La méditation ne date pas d’aujourd’hui, et la gourmandise non plus

Tu imagines un morceau de beurre mou, de la grosseur et de la forme d’un œuf de cane et d’une couleur et d’un parfum purs, posé sur le sommet de ton crâne. En fondant lentement, le beurre te procure une sensation exquise, onctueuse et enveloppante, qui envahit progressivement ta tête, aussi bien en surface qu’à l’intérieur.

Le beurre continue de s’écouler

doucement en enveloppant tes épaules, tes coudes et ta poitrine ; il se répand dans tes poumons, ton diaphragme, ton foie, ton estomac et tes intestins ; il s’écoule le long de ta colonne vertébrale jusque dans tes hanches, ton bassin et tes fesses.

Arrivé là,

l’écoulement (de l’esprit) vers le bas du corps aura entrainé toute la congestion accumulée à l’intérieur des cinq organes et des six viscères, et toutes les douleurs et les souffrances logées dans l’abdomen et les autres parties du corps.

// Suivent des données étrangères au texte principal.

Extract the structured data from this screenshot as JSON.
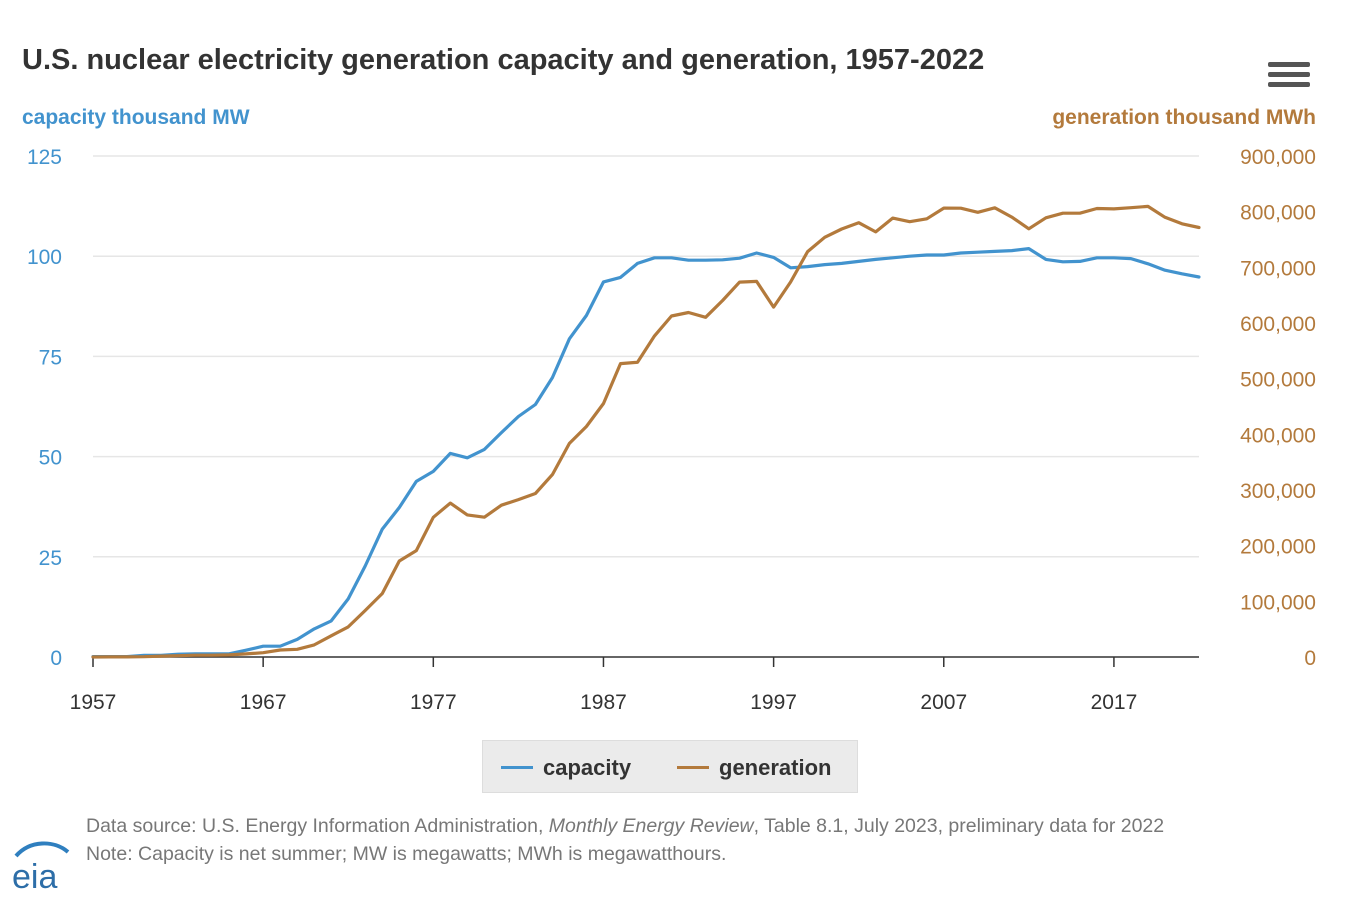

Tu entendras alors distinctement

le son de l’eau qui tombe goutte à goutte. La sensation continuera de se répandre plus bas dans ton corps et baignera tes jambes d’une chaleur bienfaisante, jusqu’à rejoindre la plante de tes pieds où elle s’arrêtera.

Tu dois ensuite refaire cette contemplation.

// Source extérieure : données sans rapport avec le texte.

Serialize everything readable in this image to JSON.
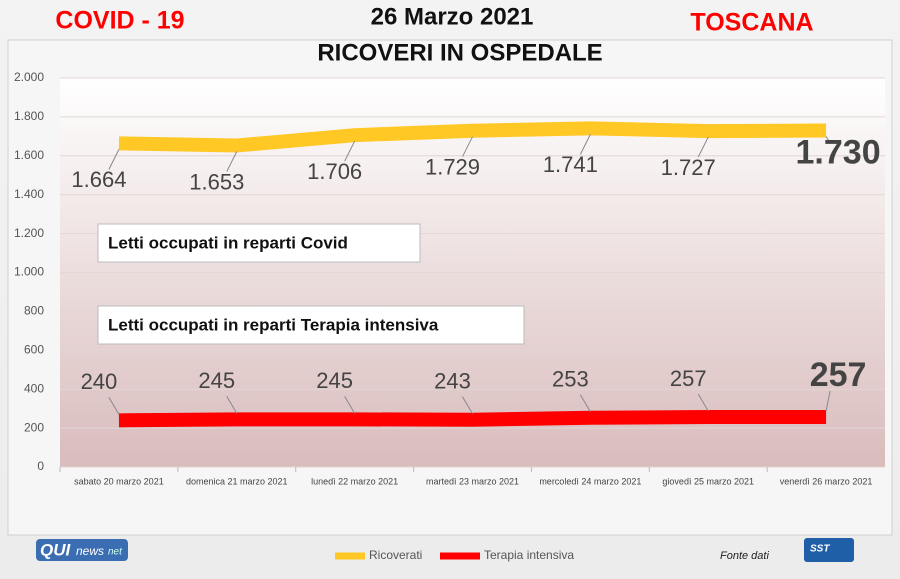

A mesure que ton énergie vitale s’écoule vers le bas, elle remplit progressivement la partie inférieure de ton corps qu’elle baigne d’une chaleur  pénétrante, ce qui te donnera l’impression d’être assis jusqu’à la taille dans une décoction de plantes rares et odorantes, cueillies et préparées par un savant médecin.

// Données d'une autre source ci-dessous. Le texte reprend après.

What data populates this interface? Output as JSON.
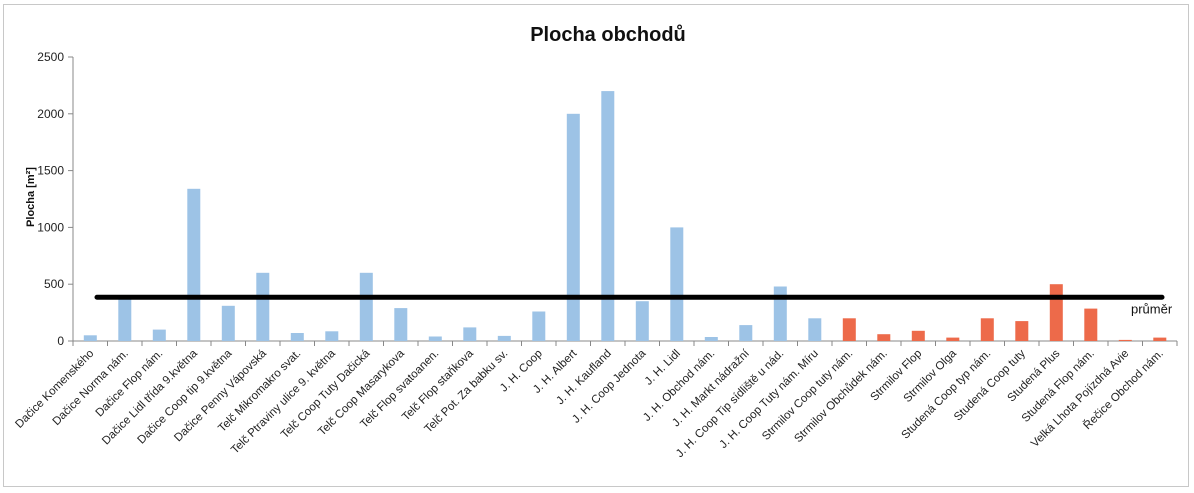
{
  "chart_data": {
    "type": "bar",
    "title": "Plocha obchodů",
    "xlabel": "",
    "ylabel": "Plocha  [m²]",
    "ylim": [
      0,
      2500
    ],
    "yticks": [
      0,
      500,
      1000,
      1500,
      2000,
      2500
    ],
    "grid": false,
    "categories": [
      "Dačice Komenského",
      "Dačice Norma nám.",
      "Dačice Flop nám.",
      "Dačice Lidl třída 9.května",
      "Dačice Coop tip 9.května",
      "Dačice Penny Vápovská",
      "Telč Mikromakro svat.",
      "Telč Ptraviny ulice 9. května",
      "Telč Coop Tuty Dačická",
      "Telč Coop Masarykova",
      "Telč Flop svatoanen.",
      "Telč Flop staňkova",
      "Telč Pot. Za babku sv.",
      "J. H. Coop",
      "J. H. Albert",
      "J. H. Kaufland",
      "J. H. Coop Jednota",
      "J. H. Lidl",
      "J. H. Obchod nám.",
      "J. H. Markt nádražní",
      "J. H. Coop Tip sídliště u nád.",
      "J. H. Coop Tuty nám. Míru",
      "Strmilov Coop tuty nám.",
      "Strmilov Obchůdek nám.",
      "Strmilov Flop",
      "Strmilov Olga",
      "Studená Coop typ nám.",
      "Studená Coop tuty",
      "Studená Plus",
      "Studená Flop nám.",
      "Velká Lhota Pojízdná Avie",
      "Řečice Obchod nám."
    ],
    "values": [
      50,
      380,
      100,
      1340,
      310,
      600,
      70,
      85,
      600,
      290,
      40,
      120,
      45,
      260,
      2000,
      2200,
      350,
      1000,
      35,
      140,
      480,
      200,
      200,
      60,
      90,
      30,
      200,
      175,
      500,
      285,
      10,
      30
    ],
    "bar_colors": [
      "#9dc3e6",
      "#9dc3e6",
      "#9dc3e6",
      "#9dc3e6",
      "#9dc3e6",
      "#9dc3e6",
      "#9dc3e6",
      "#9dc3e6",
      "#9dc3e6",
      "#9dc3e6",
      "#9dc3e6",
      "#9dc3e6",
      "#9dc3e6",
      "#9dc3e6",
      "#9dc3e6",
      "#9dc3e6",
      "#9dc3e6",
      "#9dc3e6",
      "#9dc3e6",
      "#9dc3e6",
      "#9dc3e6",
      "#9dc3e6",
      "#ed6a4a",
      "#ed6a4a",
      "#ed6a4a",
      "#ed6a4a",
      "#ed6a4a",
      "#ed6a4a",
      "#ed6a4a",
      "#ed6a4a",
      "#ed6a4a",
      "#ed6a4a"
    ],
    "reference_line": {
      "label": "průměr",
      "value": 385,
      "color": "#000000"
    }
  }
}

Voici l’histoire de cette merveilleuse méditation

Le maître zen Hakuin vécut de 1686 à 1768. Il a rencontré, un jour, un ermite qui lui a donné ces magnifiques recommandations.

A mon tour,

Je vous recommande vivement cette méditation. C’est tout à fait le genre d’exercice que je fais la nuit lorsque je ne parviens pas à dormir. Et ça marche !

Je vous souhaite d’agréables moments de détente et de bien-être en votre compagnie.